La serie de ciencia ficción Dark no tenía los mejores chances en la carrera de convertirse en un fenómeno de consumo masivo: una trama compleja de viajes en el tiempo, lengua original alemana y no contaba con la maquinaria que hay detrás de las producciones de Hollywood. Y con todo, la historia de Netflix logró capturar la atención de buena parte de la audiencia hasta su desenlace.
Netflix y la pandemia
Netflix es una de las pocas empresas dedicadas a la producción audiovisual que, por ahora, no sufre las secuelas de la pandemia por la Covid-19, con contenido en proceso para ser liberado en los próximos meses. “Nuestra lista de series y películas para 2020 está en su mayoría rodada, y está en postproducción a distancia en lugares de todo el mundo (...) En realidad estamos muy metidos en nuestro catálogo de 2021”, dijo Ted Sarandos, jefe de contenidos de Netflix a la AFP.
Hablamos de una historia que desde su estreno en 2017 exige toda la atención del espectador, para poder seguir su entramado relato y las parajodas que acompañan las distintas épocas causadas por los saltos adelante y atrás en el tiempo de sus personajes.
Difícil de digerir, decíamos, más en un mercado audiovisual saturado de contenidos con enfoques más comerciales o comedidos, como Stranger Things, The Walking Dead o La casa de papel.
Dark se desarrolla en un pueblo ficticio de Alemania, Winden, en donde las investigaciones por la desaparición de varios niños empiezan a desvelar un misterio a través de un laberinto de viajes en el tiempo, afectando principalmente a cuatro familias del lugar, en cinco periodos distribuidos en los siglos XIX y XX.

Influencias
Los cineastas Baran bo Odar y Jantje Friese, creadores de Dark, se basaron principalmente en los estudios sobre la relatividad de Albert Einstein y en el libro La máquina del tiempo (1895) del escritor británico Herbert George Wells, para dar forma a su propuesta. De allí el cuidado por los detalles para que la historia se sienta real.
Ya por el lado del uso de cámaras y estilos cinematográficos, Baran bo Odar y Jantje Friese explicaron en www.hipertextual.com que “en Dark hay referencias a muchos autores, como [Martin] Scorsese o directores de la década de los 50. En cuanto a David Lynch, más que su trabajo en general, nos inspiró su trabajo en Twin Peaks, que amamos mucho. También somos grandes admiradores de David Fincher, a quien consideramos un autor efectivo e inteligente. Y otra inspiración fue absolutamente Lost”.

La crítica
Basados en las dos anteriores temporadas (la tercera y última recién fue liberada este fin de semana), los críticos de contenidos televisivos no hacen más que reconocer las sensaciones encontradas que genera Dark, siempre con un balance positivo.
“Es rara y retorcida de manera desafiante y más adictiva que nunca (...) Ofrece un cóctel existencial en el que pocas series se atreven a entrar. Es una inversión gratificante en el tiempo, dedicado a desenredar los árboles genealógicos y los plazos. También es un experimento intrigante sobre cómo los eventos en bucle y los temas del determinismo pueden jugar en el crecimiento y la evolución”, apuntó Hanh Nguyen, de IndieWire.

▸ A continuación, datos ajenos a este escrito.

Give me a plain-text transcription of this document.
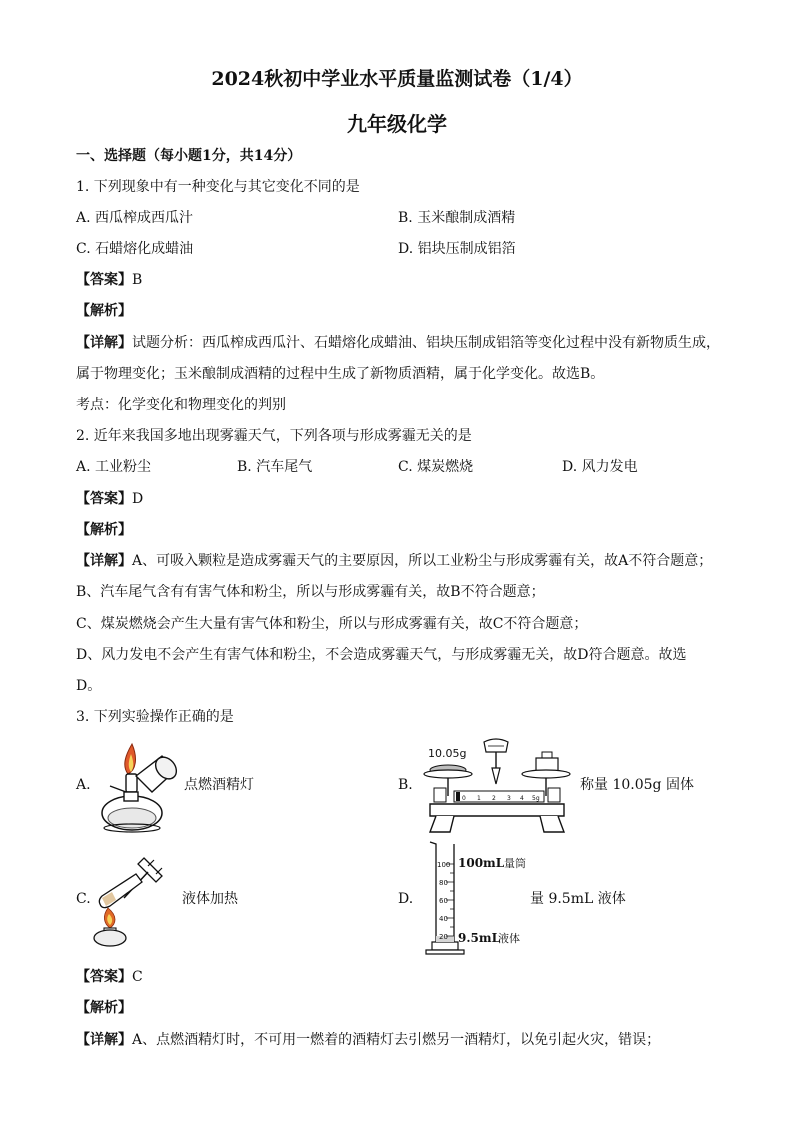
2024秋初中学业水平质量监测试卷（1/4）
九年级化学
一、选择题（每小题1分，共14分）
1. 下列现象中有一种变化与其它变化不同的是
A. 西瓜榨成西瓜汁	B. 玉米酿制成酒精
C. 石蜡熔化成蜡油	D. 铝块压制成铝箔
【答案】B
【解析】
【详解】试题分析：西瓜榨成西瓜汁、石蜡熔化成蜡油、铝块压制成铝箔等变化过程中没有新物质生成，
属于物理变化；玉米酿制成酒精的过程中生成了新物质酒精，属于化学变化。故选B。
考点：化学变化和物理变化的判别
2. 近年来我国多地出现雾霾天气，下列各项与形成雾霾无关的是
A. 工业粉尘	B. 汽车尾气	C. 煤炭燃烧	D. 风力发电
【答案】D
【解析】
【详解】A、可吸入颗粒是造成雾霾天气的主要原因，所以工业粉尘与形成雾霾有关，故A不符合题意；
B、汽车尾气含有有害气体和粉尘，所以与形成雾霾有关，故B不符合题意；
C、煤炭燃烧会产生大量有害气体和粉尘，所以与形成雾霾有关，故C不符合题意；
D、风力发电不会产生有害气体和粉尘，不会造成雾霾天气，与形成雾霾无关，故D符合题意。故选
D。
3. 下列实验操作正确的是
A.	点燃酒精灯	B.
10.05g
0 1 2 3 4 5g
称量 10.05g 固体
C.	液体加热	D.
100
80
60
40
20
100mL 量筒
9.5mL
液体
量 9.5mL 液体
【答案】C
【解析】
【详解】A、点燃酒精灯时，不可用一燃着的酒精灯去引燃另一酒精灯，以免引起火灾，错误；
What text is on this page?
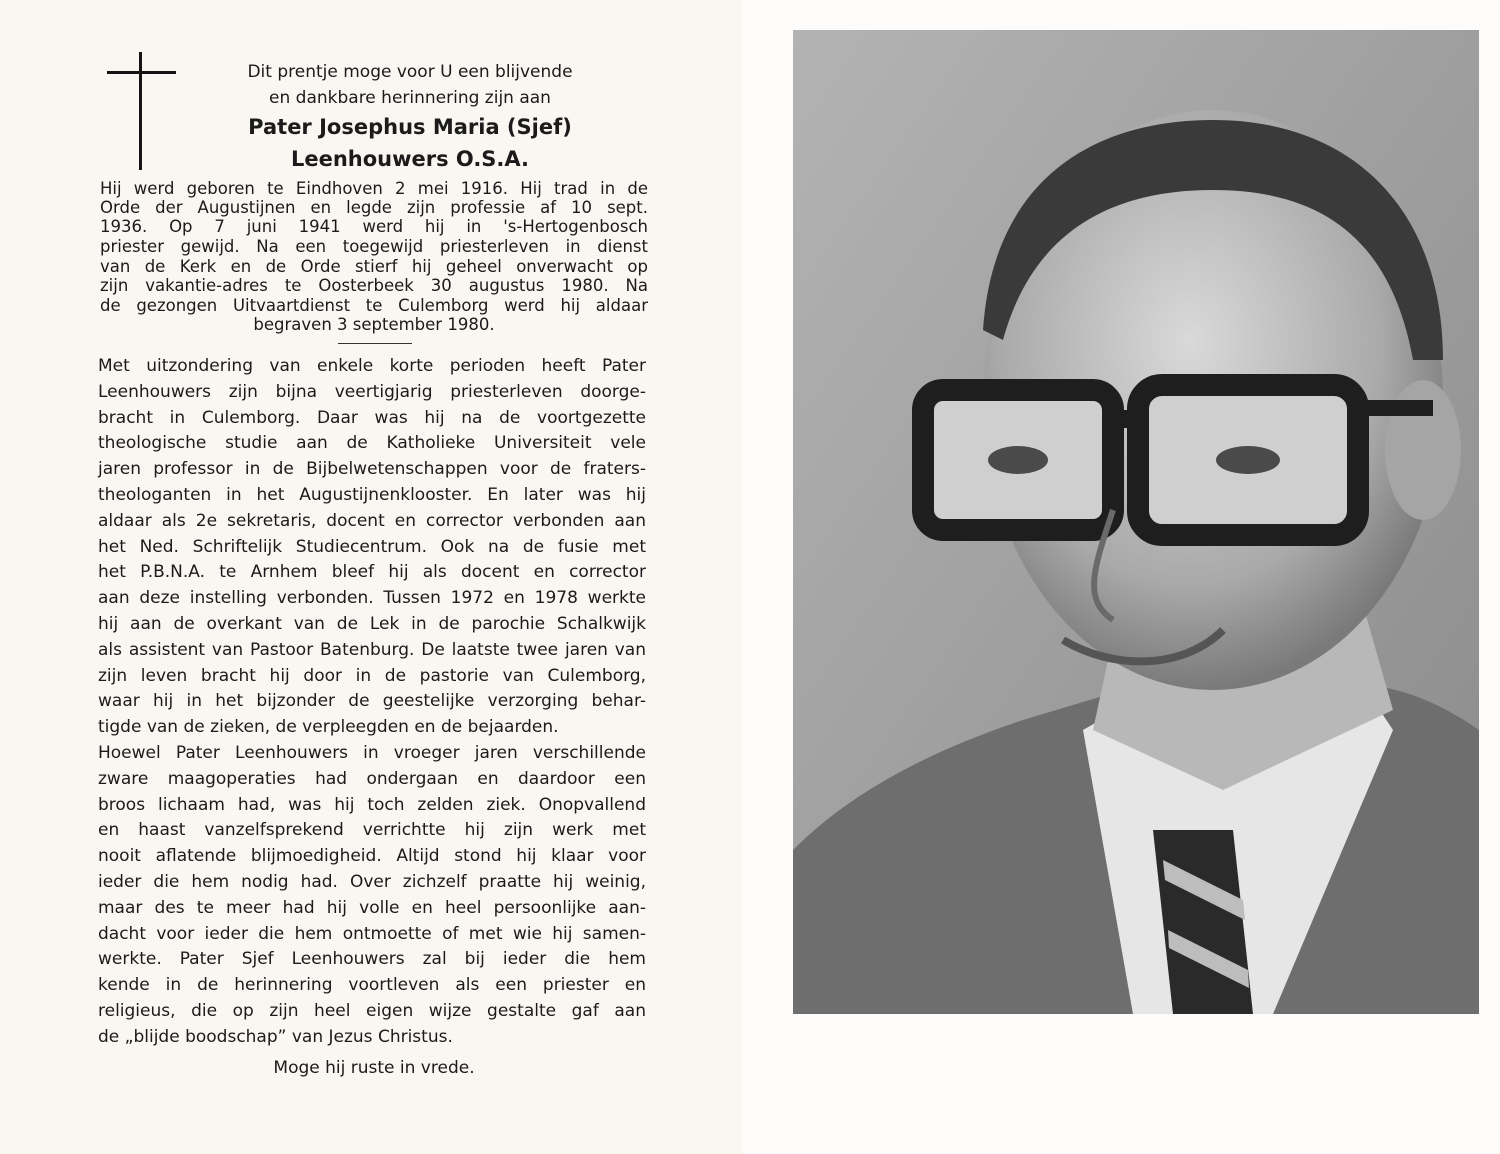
Dit prentje moge voor U een blijvende
en dankbare herinnering zijn aan
Pater Josephus Maria (Sjef)
Leenhouwers O.S.A.
Hij werd geboren te Eindhoven 2 mei 1916. Hij trad in de
Orde der Augustijnen en legde zijn professie af 10 sept.
1936. Op 7 juni 1941 werd hij in 's-Hertogenbosch
priester gewijd. Na een toegewijd priesterleven in dienst
van de Kerk en de Orde stierf hij geheel onverwacht op
zijn vakantie-adres te Oosterbeek 30 augustus 1980. Na
de gezongen Uitvaartdienst te Culemborg werd hij aldaar
begraven 3 september 1980.
Met uitzondering van enkele korte perioden heeft Pater
Leenhouwers zijn bijna veertigjarig priesterleven doorge-
bracht in Culemborg. Daar was hij na de voortgezette
theologische studie aan de Katholieke Universiteit vele
jaren professor in de Bijbelwetenschappen voor de fraters-
theologanten in het Augustijnenklooster. En later was hij
aldaar als 2e sekretaris, docent en corrector verbonden aan
het Ned. Schriftelijk Studiecentrum. Ook na de fusie met
het P.B.N.A. te Arnhem bleef hij als docent en corrector
aan deze instelling verbonden. Tussen 1972 en 1978 werkte
hij aan de overkant van de Lek in de parochie Schalkwijk
als assistent van Pastoor Batenburg. De laatste twee jaren van
zijn leven bracht hij door in de pastorie van Culemborg,
waar hij in het bijzonder de geestelijke verzorging behar-
tigde van de zieken, de verpleegden en de bejaarden.
Hoewel Pater Leenhouwers in vroeger jaren verschillende
zware maagoperaties had ondergaan en daardoor een
broos lichaam had, was hij toch zelden ziek. Onopvallend
en haast vanzelfsprekend verrichtte hij zijn werk met
nooit aflatende blijmoedigheid. Altijd stond hij klaar voor
ieder die hem nodig had. Over zichzelf praatte hij weinig,
maar des te meer had hij volle en heel persoonlijke aan-
dacht voor ieder die hem ontmoette of met wie hij samen-
werkte. Pater Sjef Leenhouwers zal bij ieder die hem
kende in de herinnering voortleven als een priester en
religieus, die op zijn heel eigen wijze gestalte gaf aan
de „blijde boodschap” van Jezus Christus.
Moge hij ruste in vrede.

David Griffin, de IGN, señaló que “Baran bo Odar y Jantje Friese recompensan tu paciencia con algunos momentos verdaderamente sorprendentes (...) Un tejido compacto de historias interesantes y actuaciones memorables”.
Juan Luis Caviaro, de Espinof, lo resumió así: “Dark llegó a Netflix como una aparente alternativa adulta a Stranger Things, una historia fantástica sobre un pequeño pueblo tranquilo donde la desaparición de unos niños sirve de punto de partida para plantear toda clase de misterios y situaciones extrañas. Pronto se descubrió que esta serie alemana tiene pocas similitudes reales con la estadounidense. Ahí radica parte de su gancho; al igual que en otras propuestas internacionales de género (...) se plantea otra mirada y otra forma de hacer las cosas diferentes a las de producciones norteamericanas”.